Ronan Le Gleut (born 21 August 1976) is a French politician serving as a member of the Senate since 2017. From 2014 to 2018, he was a member of the Assembly of French Citizens Abroad and the conseil consulaire.

== Biography ==
Ronan Le Gleut was born on August 21, 1976 at the Louis-Pasteur military hospital of the French Forces in Berlin.

After the La Nativité high school in Aix-en-Provence, he studied telecommunications engineering at Télécom Lille (now IMT Nord Europe) and graduated in 2000. At the Center for International Intellectual Property Studies (CEIPI2) of the University of Strasbourg, he obtained a university diploma (D.U.) in Patents in 2006. He is registered on the list of "Qualified Persons in Industrial Property" with a mention in patent engineer of the National Institute of Industrial Property (INPI).

He was a candidate for deputy in the seventh constituency of French people living outside France (Central and Eastern Europe), during the 2012 legislative elections.

In December 2022, as part of the examination of the 2023 Finance Bill, Ronan Le Gleut gave a rather severe opinion on the resources devoted to cultural diplomacy by the government. He thus regrets the lack of investment for the French Institutes and the French Alliances.

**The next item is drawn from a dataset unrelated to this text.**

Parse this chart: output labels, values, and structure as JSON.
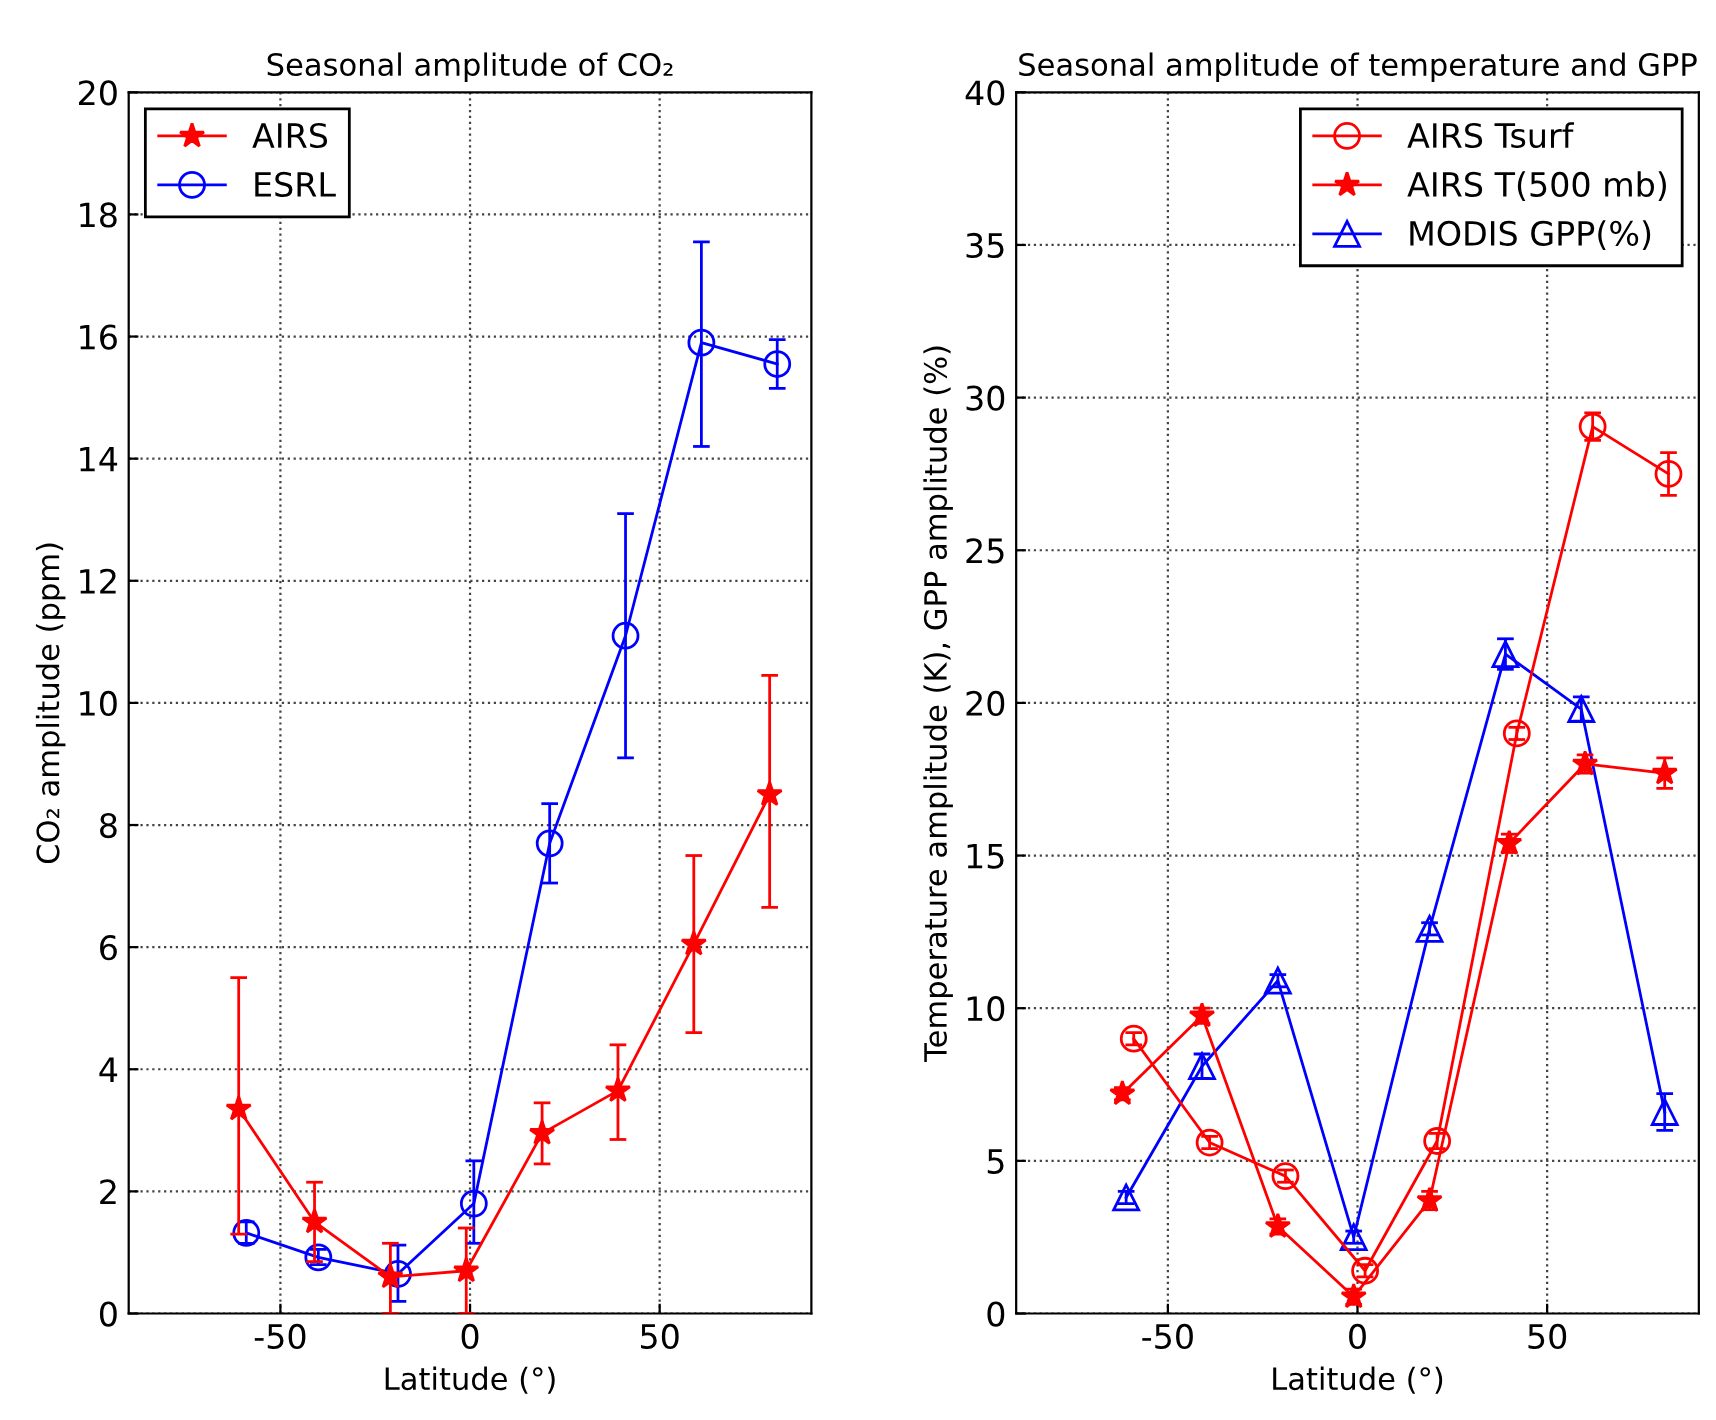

In 2024, he was an auditor of the 4th national session of the Institute for Advanced Studies in National Defense (IHEDN) (2024-2025 cycle) within the 77th major "defense policy".

In January 2025, François Bonneau wrote a report on the state of relations between Africa and France. In this report entitled "Seeing Africa in all its States". They also made 20 proposals for the future and invited the French government to demonstrate "strategic patience" in the Sahel.